Il giorno dopo la morte della madre, avvenuta il 21 marzo, Piero inizia a migliorare, quasi come se avesse avuto un aiuto dal cielo: "La mattina successiva la morte di mia mamma, io miracolosamente ho cominciato a stare bene (grazie Felicita), tanto da essere dimesso dopo una settimana e due tamponi negativi. Era un lunedì pomeriggio, quando impreparato a lasciare l'ospedale sono tornato a casa in taxi in pigiama, considerato che portato via d'urgenza quindici giorni prima a sirene spiegate, non avevo neppure una borsa".

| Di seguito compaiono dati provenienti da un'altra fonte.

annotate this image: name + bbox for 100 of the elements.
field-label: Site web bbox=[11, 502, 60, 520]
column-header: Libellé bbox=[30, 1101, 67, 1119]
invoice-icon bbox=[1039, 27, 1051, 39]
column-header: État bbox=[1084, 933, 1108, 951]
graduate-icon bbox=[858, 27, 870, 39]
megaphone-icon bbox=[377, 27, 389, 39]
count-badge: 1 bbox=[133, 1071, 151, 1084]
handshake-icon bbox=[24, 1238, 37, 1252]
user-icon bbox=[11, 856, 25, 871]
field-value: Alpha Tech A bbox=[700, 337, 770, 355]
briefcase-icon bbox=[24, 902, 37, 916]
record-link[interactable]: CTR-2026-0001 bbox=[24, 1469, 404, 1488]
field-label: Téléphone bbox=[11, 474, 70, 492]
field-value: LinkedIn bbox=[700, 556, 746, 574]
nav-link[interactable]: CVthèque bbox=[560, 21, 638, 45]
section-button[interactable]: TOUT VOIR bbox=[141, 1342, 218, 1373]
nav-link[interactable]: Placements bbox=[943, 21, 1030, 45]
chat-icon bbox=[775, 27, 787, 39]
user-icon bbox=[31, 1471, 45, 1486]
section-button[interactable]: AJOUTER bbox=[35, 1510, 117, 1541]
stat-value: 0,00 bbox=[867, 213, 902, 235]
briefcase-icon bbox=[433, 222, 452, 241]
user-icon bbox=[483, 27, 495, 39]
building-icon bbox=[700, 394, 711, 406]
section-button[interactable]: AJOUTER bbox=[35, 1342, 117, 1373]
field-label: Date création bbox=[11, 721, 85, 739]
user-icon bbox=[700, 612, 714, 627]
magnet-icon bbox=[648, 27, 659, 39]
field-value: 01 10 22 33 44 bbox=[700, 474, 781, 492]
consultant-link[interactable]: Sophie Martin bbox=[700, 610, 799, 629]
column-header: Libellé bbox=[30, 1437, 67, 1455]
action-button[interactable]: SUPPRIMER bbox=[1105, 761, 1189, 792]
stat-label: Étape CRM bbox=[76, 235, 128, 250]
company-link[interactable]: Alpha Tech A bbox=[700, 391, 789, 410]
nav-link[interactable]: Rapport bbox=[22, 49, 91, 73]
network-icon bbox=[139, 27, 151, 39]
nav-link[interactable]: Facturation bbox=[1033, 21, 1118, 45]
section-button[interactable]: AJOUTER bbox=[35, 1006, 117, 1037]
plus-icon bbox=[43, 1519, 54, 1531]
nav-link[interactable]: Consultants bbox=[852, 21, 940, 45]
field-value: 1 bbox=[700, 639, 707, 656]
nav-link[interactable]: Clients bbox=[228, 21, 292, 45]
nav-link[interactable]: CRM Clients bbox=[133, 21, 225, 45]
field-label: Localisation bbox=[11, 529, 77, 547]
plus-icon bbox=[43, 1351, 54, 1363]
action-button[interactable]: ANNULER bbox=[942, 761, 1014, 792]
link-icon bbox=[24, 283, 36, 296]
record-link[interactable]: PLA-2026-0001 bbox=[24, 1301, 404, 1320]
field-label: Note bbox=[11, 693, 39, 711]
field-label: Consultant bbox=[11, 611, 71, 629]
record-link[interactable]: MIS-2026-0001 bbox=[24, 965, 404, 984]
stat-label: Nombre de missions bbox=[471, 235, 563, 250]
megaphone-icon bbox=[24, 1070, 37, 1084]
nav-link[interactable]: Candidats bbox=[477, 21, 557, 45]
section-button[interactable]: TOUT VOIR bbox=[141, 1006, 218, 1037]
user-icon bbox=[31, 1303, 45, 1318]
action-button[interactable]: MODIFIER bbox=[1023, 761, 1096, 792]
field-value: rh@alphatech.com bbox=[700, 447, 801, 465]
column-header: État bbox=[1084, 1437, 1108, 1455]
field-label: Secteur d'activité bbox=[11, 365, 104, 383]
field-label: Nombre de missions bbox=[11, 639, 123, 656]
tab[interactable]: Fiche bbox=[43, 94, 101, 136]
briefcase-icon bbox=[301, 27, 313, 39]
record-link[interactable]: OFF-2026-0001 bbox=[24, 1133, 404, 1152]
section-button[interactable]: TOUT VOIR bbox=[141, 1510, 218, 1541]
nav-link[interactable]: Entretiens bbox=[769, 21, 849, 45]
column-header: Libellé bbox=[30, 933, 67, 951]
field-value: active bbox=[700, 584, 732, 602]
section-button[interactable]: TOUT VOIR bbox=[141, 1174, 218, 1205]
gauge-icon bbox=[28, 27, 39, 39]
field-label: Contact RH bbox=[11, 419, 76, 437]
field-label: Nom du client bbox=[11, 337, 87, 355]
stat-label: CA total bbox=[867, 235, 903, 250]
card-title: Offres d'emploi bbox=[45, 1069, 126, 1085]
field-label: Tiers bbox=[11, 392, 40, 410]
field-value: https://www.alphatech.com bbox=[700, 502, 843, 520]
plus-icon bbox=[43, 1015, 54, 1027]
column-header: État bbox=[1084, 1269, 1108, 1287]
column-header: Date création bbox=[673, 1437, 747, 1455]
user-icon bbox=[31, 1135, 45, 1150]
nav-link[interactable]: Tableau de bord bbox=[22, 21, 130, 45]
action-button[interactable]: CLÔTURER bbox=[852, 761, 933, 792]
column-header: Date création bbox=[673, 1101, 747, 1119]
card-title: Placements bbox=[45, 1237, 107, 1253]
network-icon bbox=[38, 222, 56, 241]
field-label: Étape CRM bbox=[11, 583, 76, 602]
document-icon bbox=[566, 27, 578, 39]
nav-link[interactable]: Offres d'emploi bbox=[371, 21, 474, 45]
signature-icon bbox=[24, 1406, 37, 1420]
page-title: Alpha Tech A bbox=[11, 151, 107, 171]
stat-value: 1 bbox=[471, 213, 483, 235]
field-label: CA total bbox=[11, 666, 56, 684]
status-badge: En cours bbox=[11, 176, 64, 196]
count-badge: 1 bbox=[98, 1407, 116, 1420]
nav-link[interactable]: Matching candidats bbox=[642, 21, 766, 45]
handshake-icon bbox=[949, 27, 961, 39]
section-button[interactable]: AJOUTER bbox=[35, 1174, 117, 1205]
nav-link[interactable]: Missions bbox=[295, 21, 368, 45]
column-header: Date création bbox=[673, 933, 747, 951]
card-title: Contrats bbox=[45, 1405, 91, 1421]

Piero Chiambretti è stato dimesso il 30 marzo, e dopo circa 20 giorni ha postato un selfie su Instagram: "Ricordo la soddisfazione negli occhi degli infermieri e dei medici nel consegnarmi una cartella clinica dall'happy end quasi come fosse guarito uno di loro - il saluto finale va al personale medico morto nello svolgimento del loro lavoro - Oggi che sono a casa e leggo che 160 tra medici, infermieri e personale sanitario, hanno perso la vita per salvare quelle altrui che in molti casi neanche conoscevano, mi si stringe il cuore e penso come il nostro Paese ha in queste persone degli esempi da cui imparare tanto".